Paul pushed open the door to the mayor’s office. The front desk staff greeted him with polite nods, but their eyes darted quickly to the closed office door at the end of the hallway. The mayor’s door was shut but not closed. Voices leaked through—one calm, one sharp. Definitely an argument.
The heat of the conversation hit him first—followed closely by the blast of actual warmth. The mayor’s office was toasty, a little too toasty, as if someone had cranked the radiator out of pure spite. Inside, the mayor stood behind his desk, face calm but tight. Bunny, his fiancée and no doubt the real reason this place ran like clockwork, stood beside him with her arms crossed and her chin tilted defiantly.
Opposite them stood a woman. Her tone was brisk, her hair was tightly twisted into a sleek bun, and her blazer had sharper lines than a legal summons.
“I understand you’ve become attached, but that doesn’t give you the legal right to keep someone else’s child.”
Paul’s first instinct was irritation.
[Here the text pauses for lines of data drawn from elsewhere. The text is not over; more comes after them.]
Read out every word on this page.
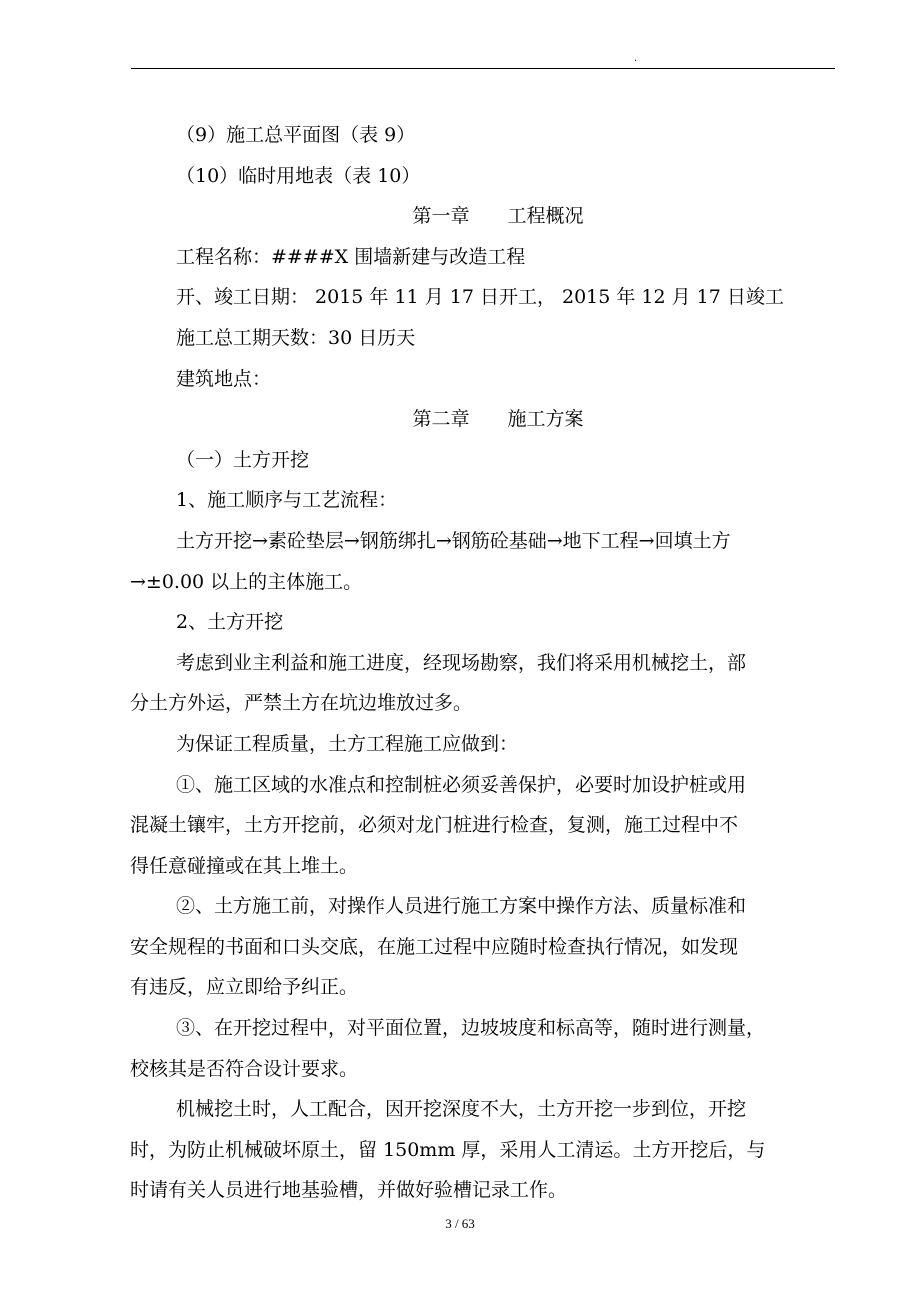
.
（9）施工总平面图（表 9）
（10）临时用地表（表 10）
第一章　　工程概况
工程名称：####X 围墙新建与改造工程
开、竣工日期： 2015 年 11 月 17 日开工， 2015 年 12 月 17 日竣工
施工总工期天数：30 日历天
建筑地点：
第二章　　施工方案
（一）土方开挖
1、施工顺序与工艺流程：
土方开挖→素砼垫层→钢筋绑扎→钢筋砼基础→地下工程→回填土方
→±0.00 以上的主体施工。
2、土方开挖
考虑到业主利益和施工进度，经现场勘察，我们将采用机械挖土，部
分土方外运，严禁土方在坑边堆放过多。
为保证工程质量，土方工程施工应做到：
①、施工区域的水准点和控制桩必须妥善保护，必要时加设护桩或用
混凝土镶牢，土方开挖前，必须对龙门桩进行检查，复测，施工过程中不
得任意碰撞或在其上堆土。
②、土方施工前，对操作人员进行施工方案中操作方法、质量标准和
安全规程的书面和口头交底，在施工过程中应随时检查执行情况，如发现
有违反，应立即给予纠正。
③、在开挖过程中，对平面位置，边坡坡度和标高等，随时进行测量，
校核其是否符合设计要求。
机械挖土时，人工配合，因开挖深度不大，土方开挖一步到位，开挖
时，为防止机械破坏原土，留 150mm 厚，采用人工清运。土方开挖后，与
时请有关人员进行地基验槽，并做好验槽记录工作。
3 / 63
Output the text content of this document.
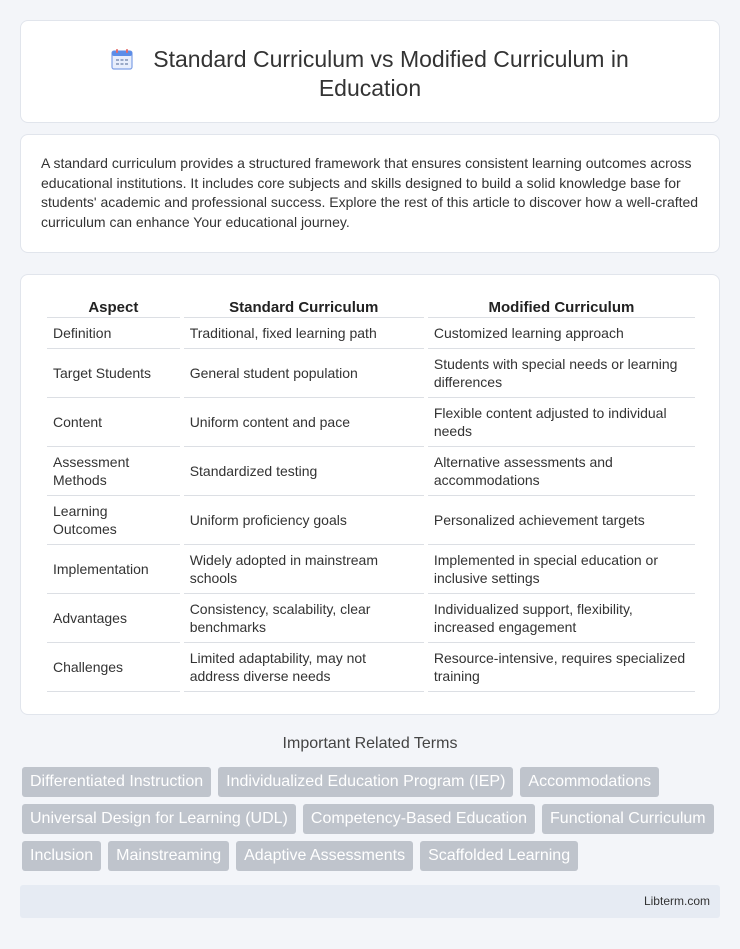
Standard Curriculum vs Modified Curriculum in
Education

A standard curriculum provides a structured framework that ensures consistent learning outcomes across educational institutions. It includes core subjects and skills designed to build a solid knowledge base for students' academic and professional success. Explore the rest of this article to discover how a well-crafted curriculum can enhance Your educational journey.

Aspect	Standard Curriculum	Modified Curriculum
Definition	Traditional, fixed learning path	Customized learning approach
Target Students	General student population	Students with special needs or learning differences
Content	Uniform content and pace	Flexible content adjusted to individual needs
Assessment Methods	Standardized testing	Alternative assessments and accommodations
Learning Outcomes	Uniform proficiency goals	Personalized achievement targets
Implementation	Widely adopted in mainstream schools	Implemented in special education or inclusive settings
Advantages	Consistency, scalability, clear benchmarks	Individualized support, flexibility, increased engagement
Challenges	Limited adaptability, may not address diverse needs	Resource-intensive, requires specialized training
Important Related Terms
Differentiated Instruction	Individualized Education Program (IEP)	Accommodations
Universal Design for Learning (UDL)	Competency-Based Education	Functional Curriculum
Inclusion	Mainstreaming	Adaptive Assessments	Scaffolded Learning
Libterm.com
His second was curiosity. His third—somewhere between his chest and gut—was wariness.
Could this be the baby’s mother? Upon second glance, he shot that idea down. There was nothing matronly about this woman. She was all hard lines, precise language, and professional detachment. It didn’t track. Then she tossed out a phrase: “parental relinquishment without formal termination of rights.”
She’s a lawyer. Even worse—she was the mother’s lawyer. The one who’d abandoned this baby.
Paul’s hackles went up. “I’m sorry, but I’m going to have to stop you there.”
The woman turned, one eyebrow raised in icy challenge. Up close, she was striking—high cheekbones, sharp eyes, lips pursed like she had no time for pleasantries. Beautiful, yes—but about as warm as a courthouse hallway in January.
“And you are?” she asked.
“Paul Winters. I’m the caseworker assigned to this child.”
“Perfect,” she said, folding her arms. “Then you can help facilitate the baby’s return to her mother.”
“Actually, no. I can’t. Until the state determines if this was a legal Safe Haven drop or abandonment, custody remains with the state. That’s me.”
The lawyer narrowed her eyes. “The baby was left somewhere safe.”
“Not registered, not documented, no contact info provided. That's abandonment by legal definition until proven otherwise.”
“The mother is remorseful and wants her child back. That should matter.”
“And the father?” Paul asked coolly. “Has he been notified?”
Her nostrils flared. Paul's gaze tracked the movement.
“Can I get his contact information?”
She pursed her lips. Was she withholding the information? But then she answered in a clipped tone. “That’s privileged.”
“It’s also required,” Paul said evenly. “Parental rights don’t just vanish. If the father’s identity is known, we’ll need his consent. Otherwise, the court could consider this kidnapping.”
“I’m not giving you his name.”
“Then you’re obstructing the process that could reunite this child with her actual family.”
Outside the slightly ajar office door, Paul caught movement. A few heads bobbed around the frosted glass panels of the door. The entire office was pretending to work while clearly tuning in. Phones lifted to ears as cover for listening. Someone dropped a pen and never picked it back up.
Paul shifted his stance and lowered his voice slightly. “With all due respect, you can’t bully your way through this process. This child has rights. So does the father, whether you care to acknowledge that or not.”
Her eyes snapped to his, full of fire. “I’m not bullying. I’m advocating. There’s a difference.”
“And you crossed that line the second you walked in here demanding custody without the paperwork to back it up.”
The lawyer squared her shoulders, chin tilted up. “Don't play with me. I’ll build a case that’s going to bury you in motions, objections, and hearings until you choke on your own red tape.”
The air in the mayor’s office felt charged, like a thunderclap had just struck indoors and the static hadn’t settled yet. Paul stood tall, steadying his breath even as the lawyer spun on her heel and stormed toward the door. But something in him—something tight and twisted—snapped. Whatever it was, it made him speak. Sharper than he meant to. Louder than he should have.
“You know,” he called after her, “this whole act might work in the courtroom—but out here? In the real world? No one’s looking for a hero who swings like a hammer and expects people to thank you for the bruises.”